Rui's Blog

[2019 SOSP] ByteScheduler: A Generic Communication Scheduler for Distributed DNN Training ...



Priority-based communication scheduling + tensor partitioning: acceleration! Fig. 2 is a good toy example that showcases why the default order of communication (FIFO) in current ML frameworks is suboptimal. However, prior systems (P3 and TicTac) that try to tackle this are not generic, in the sense that each of them only targets one combination of DL framework & network stack. Moreover, existing work does not adapt well to different system setups.
In contrast, ByteScheduler is generic (framework/communication method-agnostic), which required some intricate engineering efforts/techniques. Also, ByteScheduler proposes a BO-based auto-tuning algorithm to search for the best system parameters (e.g., tensor partition sizes) under different environments (DNN models, communication paradigms, bandwidth, etc.).
The training speedup of priority scheduling is 44%!

Background & Motivation

In distributed DNN training using data parallelism, the default ML framework engines execute communication operations in a FIFO order, as the underlying communication stack (PS/all_reduce, TCP/RDMA) is inherently based on FIFO queues. However, this is suboptimal: if some communication operations are prioritized, the training can be sped up.
Tensor partitioning is a technique that enables more flexible priority-based scheduling. Without partitioning, a large, low-priority tensor might block high-priority tensors. Instead, the tensors can be partitioned before being en-queued, and high-priority tensor partitions can jump ahead of the queue after they arrive.

Design & Implementation

Which layer should ByteScheduler be implemented in to make it more general?
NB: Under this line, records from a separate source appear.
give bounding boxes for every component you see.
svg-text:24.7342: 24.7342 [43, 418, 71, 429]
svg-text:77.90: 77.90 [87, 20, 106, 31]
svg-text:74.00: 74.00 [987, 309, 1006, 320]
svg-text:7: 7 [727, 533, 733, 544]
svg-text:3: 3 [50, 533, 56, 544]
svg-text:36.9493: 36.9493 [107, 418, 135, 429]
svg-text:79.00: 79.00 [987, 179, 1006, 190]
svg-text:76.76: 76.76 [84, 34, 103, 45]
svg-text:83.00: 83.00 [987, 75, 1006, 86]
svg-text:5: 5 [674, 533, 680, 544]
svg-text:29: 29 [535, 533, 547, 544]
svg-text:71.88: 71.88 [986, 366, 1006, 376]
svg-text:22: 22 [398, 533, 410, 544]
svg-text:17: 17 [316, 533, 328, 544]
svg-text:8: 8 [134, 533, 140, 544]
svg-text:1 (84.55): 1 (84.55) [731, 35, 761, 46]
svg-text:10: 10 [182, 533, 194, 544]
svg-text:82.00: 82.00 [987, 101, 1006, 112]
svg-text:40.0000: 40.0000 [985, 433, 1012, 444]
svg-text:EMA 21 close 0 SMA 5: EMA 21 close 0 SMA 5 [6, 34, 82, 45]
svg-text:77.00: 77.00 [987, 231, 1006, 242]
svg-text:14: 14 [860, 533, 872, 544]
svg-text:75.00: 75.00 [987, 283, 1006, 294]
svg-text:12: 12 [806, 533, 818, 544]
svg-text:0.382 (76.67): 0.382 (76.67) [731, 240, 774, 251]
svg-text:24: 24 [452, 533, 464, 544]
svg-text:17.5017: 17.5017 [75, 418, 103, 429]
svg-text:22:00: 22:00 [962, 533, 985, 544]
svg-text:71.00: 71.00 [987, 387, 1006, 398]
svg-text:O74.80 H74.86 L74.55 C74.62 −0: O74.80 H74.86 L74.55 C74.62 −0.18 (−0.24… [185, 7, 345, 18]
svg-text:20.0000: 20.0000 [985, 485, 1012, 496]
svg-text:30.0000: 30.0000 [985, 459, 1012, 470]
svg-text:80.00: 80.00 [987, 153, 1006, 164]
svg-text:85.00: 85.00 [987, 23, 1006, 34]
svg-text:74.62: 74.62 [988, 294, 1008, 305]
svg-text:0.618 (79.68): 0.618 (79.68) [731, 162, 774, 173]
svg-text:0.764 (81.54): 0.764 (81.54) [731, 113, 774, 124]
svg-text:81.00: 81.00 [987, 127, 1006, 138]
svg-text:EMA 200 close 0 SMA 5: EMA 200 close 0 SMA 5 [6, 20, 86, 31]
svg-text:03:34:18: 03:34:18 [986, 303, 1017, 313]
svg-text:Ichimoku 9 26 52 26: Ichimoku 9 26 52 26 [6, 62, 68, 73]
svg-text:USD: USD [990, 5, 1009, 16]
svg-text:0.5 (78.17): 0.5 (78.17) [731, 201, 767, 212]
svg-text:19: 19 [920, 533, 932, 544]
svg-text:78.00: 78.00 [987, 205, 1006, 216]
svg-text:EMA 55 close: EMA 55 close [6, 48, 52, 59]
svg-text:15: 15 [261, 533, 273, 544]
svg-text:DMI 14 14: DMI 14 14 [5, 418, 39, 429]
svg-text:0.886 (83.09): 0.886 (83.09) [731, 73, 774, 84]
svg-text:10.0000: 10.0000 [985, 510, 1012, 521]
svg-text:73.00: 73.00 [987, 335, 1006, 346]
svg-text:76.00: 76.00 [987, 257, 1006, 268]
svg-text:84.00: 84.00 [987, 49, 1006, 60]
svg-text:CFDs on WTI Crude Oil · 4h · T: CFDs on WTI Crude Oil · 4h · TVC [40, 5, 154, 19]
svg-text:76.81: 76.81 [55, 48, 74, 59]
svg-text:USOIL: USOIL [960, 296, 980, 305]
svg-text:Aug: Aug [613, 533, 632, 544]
The five original layers are shown above. After some thoughtful thinking, the authors placed ByteScheduler at the high-level API implementation layer in the framework. For each ML framework, a shim layer ("plugin") is designed to wrap the original operation into a unified "CommTask" abstraction.

Unified abstraction for communication tasks

A single interface, Core.enqueue(CommTask), is exposed to the plugins. Once a communication tensor arrives, it is first wrapped into a CommTask. Then, the Core partitions it into SubCommTasks and decides when to send each. Four CommTask interfaces are implemented:
  • CommTask.partition(size): Partitions a CommTask into multiple SubCommTasks with tensors no larger than the specified size. This invokes a callback in the plugin, as tensor partitioning is framework-dependent. This has a low overhead, as DL frameworks provide zero-copy APIs for tensor partitioning.
  • CommTask.notify_ready(): The engine uses this interface to notify the Core about a tensor being ready, so it can be actually scheduled.
  • CommTask.start(): The Core calls this to let engines and the underlying communication stacks send the tensor.
  • CommTask.notify_finish(): The framework engines notify the Core once the communication (push/pull/all_reduce) finishes so that the Core can continue scheduling more Tasks.

Interaction with framework engines and crossing the global barrier

Auto-tuning partition size and credits using Bayesian Optimization

Comparisons with P3 and TicTac

P3 and TicTac, both in MLSys '19, employ similar ideas and techniques (transmission prioritization via tensor partitioning & reordering). However, both systems target specific training setups (e.g., P3 targets MXNet PS + TCP), while ByteScheduler devotes a significant chunk of engineering efforts on the system design so that it not only outperforms prior systems but also works well with different training configurations.


The paper provided the reasoning for different speedups in different setups.